Marco (Jean-Louis Trintignant) and his wealthy wife Anna (Gina Lollobrigida) run a futuristic chicken farm aided by their young secretary, Gabrielle (Ewa Aulin). Having sacked the workers and gone fully automated, the farm now turns record profits. But beneath the shiny veneer of capitalist success, Marco hides some rather sinister secrets. He spends his weekends at a discreet hotel with a string of hookers, playing kinky sex games that seemingly end in their deaths. On top of that, Marco plots to murder Anna and make off with her money, having begun an affair with the luscious Gabrielle. Two unexpected events throw a spanner in his meticulous plan. He grows paranoid that the advertising executive (Jean Sobieski) hired to promote the poultry plant is romancing Gabrielle on the side. Then a freak accident at the lab produces a new breed of grotesque headless, wingless mutant chickens. While Anna and the company stockholders see them as a potential goldmine, Marco is repulsed by the mutants and aims to see them as dead as his wife.
Although the above synopsis has been re-assembled for clarity’s sake, La morte ha fatto l’uovo or Death Laid An Egg forgoes linear storytelling in favour of a fragmented narrative juxtaposing past and present events with seemingly unrelated incidents, pop art imagery and philosophical musings. The bravura opening montage of seemingly random, unconnected events sets the tone: at the busy hotel a middle-aged man prepares to commit suicide. The man in the room next door eavesdrops on a couple having sex. He sneaks a peek from the balcony and sees the woman knifed to death by a killer in giallo regulation black gloves. The killer is Marco. Bruno Maderna supplies the suitably disorientating score, a mix of easy listening, jaunty Italian pop and eerie dissonent sounds - a nightmare you can groove to.

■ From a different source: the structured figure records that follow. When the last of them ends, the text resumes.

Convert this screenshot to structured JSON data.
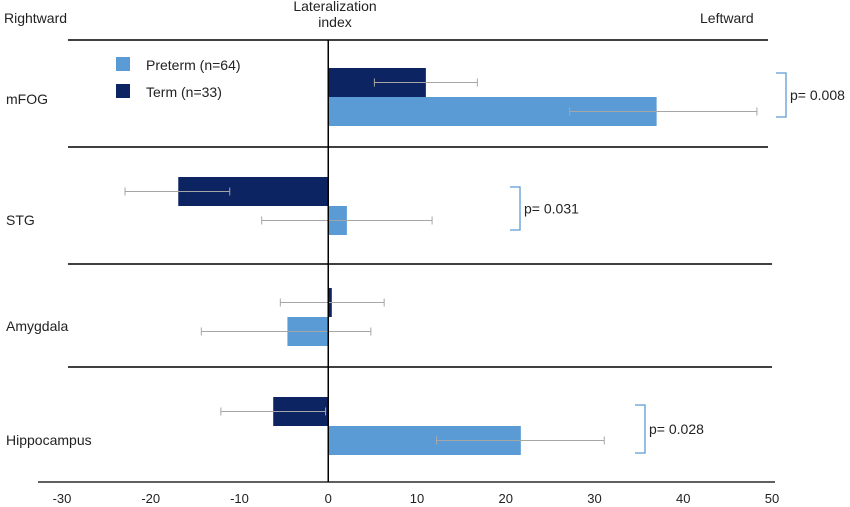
{
  "chart_data": {
    "type": "bar",
    "orientation": "horizontal",
    "header_left": "Rightward",
    "header_center": "Lateralization index",
    "header_right": "Leftward",
    "categories": [
      "mFOG",
      "STG",
      "Amygdala",
      "Hippocampus"
    ],
    "series": [
      {
        "name": "Preterm (n=64)",
        "color": "#5b9bd5",
        "values": [
          37,
          2.1,
          -4.6,
          21.7
        ],
        "error_low": [
          27.2,
          -7.5,
          -14.3,
          12.2
        ],
        "error_high": [
          48.3,
          11.7,
          4.8,
          31.1
        ]
      },
      {
        "name": "Term (n=33)",
        "color": "#0c2461",
        "values": [
          11,
          -16.9,
          0.4,
          -6.2
        ],
        "error_low": [
          5.2,
          -22.9,
          -5.4,
          -12.1
        ],
        "error_high": [
          16.8,
          -11.1,
          6.3,
          -0.3
        ]
      }
    ],
    "annotations": [
      {
        "category": "mFOG",
        "text": "p= 0.008"
      },
      {
        "category": "STG",
        "text": "p= 0.031"
      },
      {
        "category": "Hippocampus",
        "text": "p= 0.028"
      }
    ],
    "xlim": [
      -30,
      50
    ],
    "xticks": [
      -30,
      -20,
      -10,
      0,
      10,
      20,
      30,
      40,
      50
    ],
    "legend_position": "top-left"
  }
}
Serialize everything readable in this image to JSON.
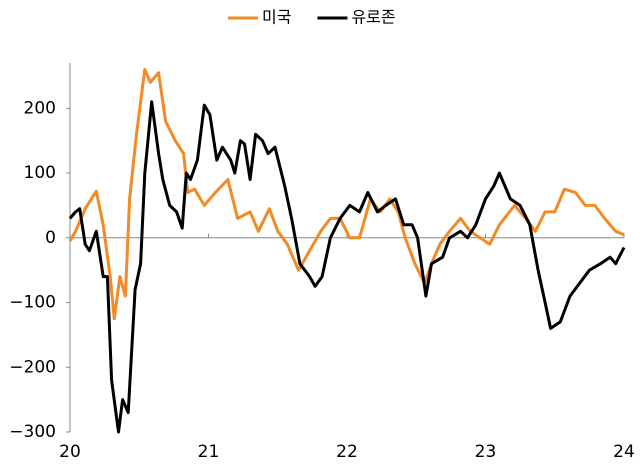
{
  "chart_data": {
    "type": "line",
    "xlim": [
      20,
      24
    ],
    "xticks": [
      20,
      21,
      22,
      23,
      24
    ],
    "ylim": [
      -300,
      270
    ],
    "yticks": [
      {
        "value": -300,
        "label": "−300"
      },
      {
        "value": -200,
        "label": "−200"
      },
      {
        "value": -100,
        "label": "−100"
      },
      0,
      100,
      200
    ],
    "grid": false,
    "legend": "top",
    "series": [
      {
        "name": "미국",
        "color": "#f28a25",
        "x": [
          20.0,
          20.04,
          20.11,
          20.19,
          20.24,
          20.29,
          20.32,
          20.36,
          20.4,
          20.43,
          20.48,
          20.54,
          20.58,
          20.64,
          20.69,
          20.76,
          20.82,
          20.85,
          20.9,
          20.97,
          21.05,
          21.14,
          21.21,
          21.3,
          21.36,
          21.44,
          21.5,
          21.57,
          21.65,
          21.73,
          21.81,
          21.88,
          21.95,
          22.02,
          22.09,
          22.17,
          22.24,
          22.31,
          22.37,
          22.42,
          22.49,
          22.56,
          22.61,
          22.67,
          22.74,
          22.82,
          22.89,
          22.96,
          23.03,
          23.1,
          23.21,
          23.29,
          23.36,
          23.43,
          23.5,
          23.57,
          23.65,
          23.72,
          23.79,
          23.86,
          23.94,
          24.0
        ],
        "values": [
          -5,
          10,
          45,
          72,
          20,
          -60,
          -125,
          -60,
          -90,
          60,
          160,
          260,
          240,
          255,
          180,
          150,
          130,
          70,
          75,
          50,
          70,
          90,
          30,
          40,
          10,
          45,
          10,
          -10,
          -50,
          -20,
          10,
          30,
          30,
          0,
          0,
          60,
          40,
          60,
          40,
          0,
          -40,
          -70,
          -40,
          -10,
          10,
          30,
          10,
          0,
          -10,
          20,
          50,
          30,
          10,
          40,
          40,
          75,
          70,
          50,
          50,
          30,
          10,
          5
        ]
      },
      {
        "name": "유로존",
        "color": "#000000",
        "x": [
          20.0,
          20.04,
          20.07,
          20.11,
          20.14,
          20.19,
          20.24,
          20.27,
          20.3,
          20.35,
          20.38,
          20.42,
          20.47,
          20.51,
          20.54,
          20.59,
          20.64,
          20.67,
          20.72,
          20.77,
          20.81,
          20.84,
          20.87,
          20.92,
          20.97,
          21.01,
          21.06,
          21.1,
          21.16,
          21.19,
          21.23,
          21.26,
          21.3,
          21.34,
          21.39,
          21.43,
          21.48,
          21.55,
          21.6,
          21.66,
          21.73,
          21.77,
          21.82,
          21.88,
          21.95,
          22.02,
          22.09,
          22.15,
          22.22,
          22.28,
          22.35,
          22.41,
          22.47,
          22.51,
          22.57,
          22.61,
          22.69,
          22.74,
          22.82,
          22.87,
          22.93,
          23.0,
          23.06,
          23.1,
          23.18,
          23.25,
          23.32,
          23.38,
          23.43,
          23.47,
          23.54,
          23.61,
          23.68,
          23.75,
          23.83,
          23.9,
          23.94,
          24.0
        ],
        "values": [
          30,
          40,
          45,
          -10,
          -20,
          10,
          -60,
          -60,
          -220,
          -300,
          -250,
          -270,
          -80,
          -40,
          100,
          210,
          130,
          90,
          50,
          40,
          15,
          100,
          90,
          120,
          205,
          190,
          120,
          140,
          120,
          100,
          150,
          145,
          90,
          160,
          150,
          130,
          140,
          80,
          30,
          -40,
          -60,
          -75,
          -60,
          0,
          30,
          50,
          40,
          70,
          40,
          50,
          60,
          20,
          20,
          0,
          -90,
          -40,
          -30,
          0,
          10,
          0,
          20,
          60,
          80,
          100,
          60,
          50,
          20,
          -50,
          -100,
          -140,
          -130,
          -90,
          -70,
          -50,
          -40,
          -30,
          -40,
          -15
        ]
      }
    ]
  }
}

When giallo horror-thrillers exploded in Italy a wide spectrum of filmmakers were drawn to the form. Some were devotees of classic Hollywood thrillers and sought to update their mechanics for a more permissive age. Others simply revelled in sadism and sleaze. And then there were those who found a new freedom in the form to craft wildly experimental narratives touching on politics, semiotics and psychology. Former documentary filmmaker Giulio Questi fell into this latter group. Having already assembled an agit-prop spaghetti western in Django Kill! (1967), he set his sights on subverting another popular genre with this audacious, ingenious, if somewhat infuriating giallo. For all its innovations within the giallo form, the film arguably draws heavily on the work of art-house heroes of the time. The influence of Jean-Luc Godard is apparent as is that of Luis Buñuel, particularly an amusing party scene where the haute bourgeoisie guests attempt to redefine themselves by destroying their prized possessions.

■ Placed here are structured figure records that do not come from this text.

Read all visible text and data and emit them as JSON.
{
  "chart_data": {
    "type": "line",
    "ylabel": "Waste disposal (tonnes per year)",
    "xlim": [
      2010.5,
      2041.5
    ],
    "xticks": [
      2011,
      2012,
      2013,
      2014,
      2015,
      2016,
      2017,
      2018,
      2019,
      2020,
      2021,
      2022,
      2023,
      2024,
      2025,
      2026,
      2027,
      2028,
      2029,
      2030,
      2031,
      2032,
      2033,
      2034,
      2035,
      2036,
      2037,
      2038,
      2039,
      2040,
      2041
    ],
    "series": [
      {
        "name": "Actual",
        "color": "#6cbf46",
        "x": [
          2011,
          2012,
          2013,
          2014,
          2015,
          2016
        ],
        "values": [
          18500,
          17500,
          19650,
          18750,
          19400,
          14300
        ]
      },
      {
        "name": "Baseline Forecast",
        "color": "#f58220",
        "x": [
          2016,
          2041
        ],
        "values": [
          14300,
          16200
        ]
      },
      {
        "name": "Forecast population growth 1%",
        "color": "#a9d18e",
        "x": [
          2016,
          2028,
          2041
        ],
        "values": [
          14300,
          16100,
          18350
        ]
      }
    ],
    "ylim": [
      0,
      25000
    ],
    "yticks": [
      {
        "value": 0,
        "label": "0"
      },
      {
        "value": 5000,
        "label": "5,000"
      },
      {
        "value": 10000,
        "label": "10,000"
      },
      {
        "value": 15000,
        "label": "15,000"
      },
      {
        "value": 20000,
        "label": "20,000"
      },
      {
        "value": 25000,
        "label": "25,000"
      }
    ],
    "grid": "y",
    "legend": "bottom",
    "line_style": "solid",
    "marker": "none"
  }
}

So what is it all about? Well, the film draws none-too-subtle parallels between the scheming characters, the monstrosities wrought by the hi-tech chicken farm and the gradual mechanization of modern life which has led to the dehumanization of society. The opening credits roll over images of chicken foetuses forming from billions of micro-organisms, perhaps illustrating the coldly scientific view of society held by the bourgeois psuedo-intellectual characters. Almost all the protagonists are prone to intellectualizing about dissecting things, whether that means increasing productivity at the farm, selling the public on the importance of eating chicken, self-improvement, or simply finding out what makes a beautiful enigma like Gabrielle tick. The implication is that by dismantling the natural order of things and indulging strange sociological experiments, society creates malformed mutants. One reason why Marco is so unnerved by the headless chicken creatures might be that they physically embody his psychological state of mind.
Like a lot of post-war, post-Neo Realist Italian cinema, the film has a Marxist bent. It’s all the rich folks' fault, see. However, beneath this right-on attitude lies a rather reactionary disdain for everything modern and progressive as the root of all evil. The sullen, hostile working class characters on view aren’t drawn any more sympathetically than the chic bourgeois schemers. Indeed the film is so fixated on the idea of glamorous upwardly mobile types as evil perverts, it lets worthier targets like heartless corporations and corrupt government off the hook. What keeps the film vivid and exciting, aside from Questi’s eye-catching technique, are the surprisingly distinctive performances. Nouvelle Vague icon Jean-Louis Trintignant, Fifties sex bomb Gina Lollibrigida (in arguably the most avant-garde movie she ever made) and Swedish beauty Ewa Aulin are all excellent as attractive yet unfathomable characters whose relationships remain ambiguous right up until the enigmatic, yet satisfying payoff.
Italian director who moved from film criticism to making political documentaries during the 1950s. Was an assistant on Fellini's La Dolce Vita before directing his two best known features in the late 60s, the unsettling western Django Kill! and the very strange giallo Death Laid an Egg. Worked mostly in Italian TV throughout the 70s and 80s.